Facts to Consider Before Taking an SBA Loan

Taking out an SBA loan is a great option for many business owners. Whether you are aiming to grow your company or just stay afloat, having a small business loan is an essential tool for a business owner. However, it is crucial that you that you can afford to make the loan payment. Read on to learn about the facts you need to know when taking out an SBA loan.

Understand What a Personal Guarantee Means

Almost every small business loan will require a personal guarantee form the business owner unless the loan is 100% secured by cash. Key employees that are vital to the business will be asked to guarantee and they are to be taken seriously. By granting a personal guarantee you are promising to repay the loan from personal assets if the business cannot pay. This means you will pay out of your own bank account even if the business is closed.
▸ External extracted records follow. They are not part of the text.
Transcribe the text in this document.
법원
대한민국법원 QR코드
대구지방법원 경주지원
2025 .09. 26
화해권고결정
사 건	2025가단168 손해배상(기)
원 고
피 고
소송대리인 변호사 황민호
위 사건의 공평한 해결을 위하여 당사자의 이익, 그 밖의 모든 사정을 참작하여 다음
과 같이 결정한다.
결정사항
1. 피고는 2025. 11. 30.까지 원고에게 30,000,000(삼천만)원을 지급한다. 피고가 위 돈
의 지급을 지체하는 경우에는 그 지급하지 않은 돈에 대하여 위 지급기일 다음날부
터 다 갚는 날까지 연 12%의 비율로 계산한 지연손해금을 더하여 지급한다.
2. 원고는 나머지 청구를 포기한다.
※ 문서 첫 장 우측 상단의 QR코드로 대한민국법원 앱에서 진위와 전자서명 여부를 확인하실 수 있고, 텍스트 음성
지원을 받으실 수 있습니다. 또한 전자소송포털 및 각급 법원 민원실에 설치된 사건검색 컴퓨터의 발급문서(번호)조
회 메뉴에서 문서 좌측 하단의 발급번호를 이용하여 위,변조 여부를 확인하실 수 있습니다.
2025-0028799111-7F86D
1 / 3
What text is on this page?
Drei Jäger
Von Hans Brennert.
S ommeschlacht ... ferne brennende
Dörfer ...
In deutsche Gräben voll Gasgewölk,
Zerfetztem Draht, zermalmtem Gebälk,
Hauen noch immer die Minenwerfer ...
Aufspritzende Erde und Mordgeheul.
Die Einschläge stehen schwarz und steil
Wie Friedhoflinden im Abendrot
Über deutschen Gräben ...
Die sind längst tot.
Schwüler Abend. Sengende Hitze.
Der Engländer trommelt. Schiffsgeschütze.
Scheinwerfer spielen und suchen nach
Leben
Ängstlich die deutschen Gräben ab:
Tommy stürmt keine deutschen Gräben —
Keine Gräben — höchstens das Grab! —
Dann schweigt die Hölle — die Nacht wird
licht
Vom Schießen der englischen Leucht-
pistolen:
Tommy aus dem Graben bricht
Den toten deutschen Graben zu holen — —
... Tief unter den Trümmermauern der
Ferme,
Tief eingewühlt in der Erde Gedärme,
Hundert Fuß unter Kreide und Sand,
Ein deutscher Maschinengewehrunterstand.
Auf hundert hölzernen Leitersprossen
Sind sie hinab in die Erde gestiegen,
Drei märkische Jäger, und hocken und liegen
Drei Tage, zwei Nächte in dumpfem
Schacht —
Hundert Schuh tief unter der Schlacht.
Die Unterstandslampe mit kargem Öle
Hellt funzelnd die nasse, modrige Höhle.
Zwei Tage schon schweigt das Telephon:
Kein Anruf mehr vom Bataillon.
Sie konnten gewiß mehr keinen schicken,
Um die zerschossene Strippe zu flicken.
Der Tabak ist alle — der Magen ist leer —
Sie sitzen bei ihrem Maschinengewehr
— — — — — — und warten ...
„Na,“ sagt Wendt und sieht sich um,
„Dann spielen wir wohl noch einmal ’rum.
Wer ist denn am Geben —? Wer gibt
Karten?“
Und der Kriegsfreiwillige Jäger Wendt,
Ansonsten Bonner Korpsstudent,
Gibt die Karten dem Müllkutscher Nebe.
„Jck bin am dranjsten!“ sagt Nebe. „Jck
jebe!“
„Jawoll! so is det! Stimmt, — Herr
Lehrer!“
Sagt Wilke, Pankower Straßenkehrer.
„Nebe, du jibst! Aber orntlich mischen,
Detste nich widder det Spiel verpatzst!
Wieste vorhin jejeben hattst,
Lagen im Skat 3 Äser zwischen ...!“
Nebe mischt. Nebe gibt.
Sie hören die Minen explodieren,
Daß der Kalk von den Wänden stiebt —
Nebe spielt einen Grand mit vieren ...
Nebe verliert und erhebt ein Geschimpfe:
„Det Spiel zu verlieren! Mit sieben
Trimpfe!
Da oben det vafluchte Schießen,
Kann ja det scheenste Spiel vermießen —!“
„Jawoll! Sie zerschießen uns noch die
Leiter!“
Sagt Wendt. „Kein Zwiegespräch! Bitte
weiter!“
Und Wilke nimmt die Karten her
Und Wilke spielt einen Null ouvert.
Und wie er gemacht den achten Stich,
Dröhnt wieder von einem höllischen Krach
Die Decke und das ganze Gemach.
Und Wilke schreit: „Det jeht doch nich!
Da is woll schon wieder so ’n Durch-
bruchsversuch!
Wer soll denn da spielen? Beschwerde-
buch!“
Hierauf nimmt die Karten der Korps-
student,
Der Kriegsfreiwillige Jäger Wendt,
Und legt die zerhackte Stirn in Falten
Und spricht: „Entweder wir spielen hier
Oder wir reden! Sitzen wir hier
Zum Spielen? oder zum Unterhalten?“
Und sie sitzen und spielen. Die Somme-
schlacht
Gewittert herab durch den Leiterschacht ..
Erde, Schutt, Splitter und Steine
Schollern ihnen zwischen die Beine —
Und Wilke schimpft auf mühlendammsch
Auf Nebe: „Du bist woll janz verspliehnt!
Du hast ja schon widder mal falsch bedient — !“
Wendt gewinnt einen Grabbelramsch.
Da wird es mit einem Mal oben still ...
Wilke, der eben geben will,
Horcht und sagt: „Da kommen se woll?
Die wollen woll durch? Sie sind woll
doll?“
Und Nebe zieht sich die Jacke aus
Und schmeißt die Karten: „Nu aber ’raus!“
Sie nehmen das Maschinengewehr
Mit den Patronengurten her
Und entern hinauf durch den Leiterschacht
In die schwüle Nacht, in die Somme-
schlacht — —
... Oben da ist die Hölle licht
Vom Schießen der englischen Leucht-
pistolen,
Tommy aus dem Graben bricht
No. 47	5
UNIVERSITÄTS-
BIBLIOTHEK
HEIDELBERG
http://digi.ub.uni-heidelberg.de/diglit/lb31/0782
Many small business owners believe that if they form a legal entity like an LLC, Sole Proprietorship, S-Corp, etc., it means they will be protected from personal liability when it comes to the SBA loan they have. If you did not sign a personal guarantee, this is true.

Understand Pledging Collateral

If you have equity in your home, the lender will most likely ask you to pledge it as collateral. The reason lenders do this is just in case things do not go as planned. You could face foreclosure if your state allows lenders to take a primary residence as collateral and the loan is not repaid. Even if the bank chooses not to foreclose, a bank lien will make it difficult for you to sell or refinance the home.

Understand You are Stuck with Partners

Businesses closing over partner disputes is a common scenario and disagreements can happen. However, it can be difficult to separate. In the eyes of the lender, you both are still on the hook for the loan. This means that even if someone agrees to take over the loan, you are still going to be liable to the lender if the partner fails to commit to making the payment.

You both are responsible to pay 100% of the loan and that means if you can afford to repay 100% of the loan, the lender will expect you to pay.

Determine How Much Funding You Require

It is important that you realize how much money you need. Do not forget to include the fees. Be cautious of taking out a larger loan than you need because the interest will be high, and it will affect your income-to-debt-ratio.

Decide How Fast You Need the Funds

The less urgent your need for the funds is the better options you will have. If you have time before you require the loan, you might be able to shore up your credit score and search for an ideal lender or lower the amount that you need to borrow.

Know Your Credit Score

Your credit score is important when you are trying to get an SBA loan. It is imperative that you make sure there are no mistakes on your credit score that need to be resolved. Request a copy of your credit report before you even consider applying for a loan and ensure that the information on there is accurate. If you find an error, you must contact the credit bureau immediately so that the issue is resolved.

Make Regular Loan Payments

You need to be able to afford the monthly payments for your business loan. Not making loan payments on time can have serious consequences to your business credit rating in the form of penalties from the lender. Make sure you are confident that you can make the payments for the loan even on slow months before you sign the application for the loan.

Lenders use a debt service ratio of 1.5 times your cash on hand at the end of the month to determine the loan payment you can afford. That means when you take the cash you have on hand in your business bank account at the end of the month and divide it by 2.5, the number should be bigger than your loan payment. If the number is opposite, this means you do not have enough cash flow to take on a business loan at this amount.

The Bottom Line

Before you take out an SBA loan for your small business, make sure that you take the time to understand the downsides and worst-case scenarios. It is important that you understand the downsides and worst-case scenarios. The decision to take out a loan can make or break the future success of your small business. Consider all the pros and cons before you make the best choice that will fit your needs.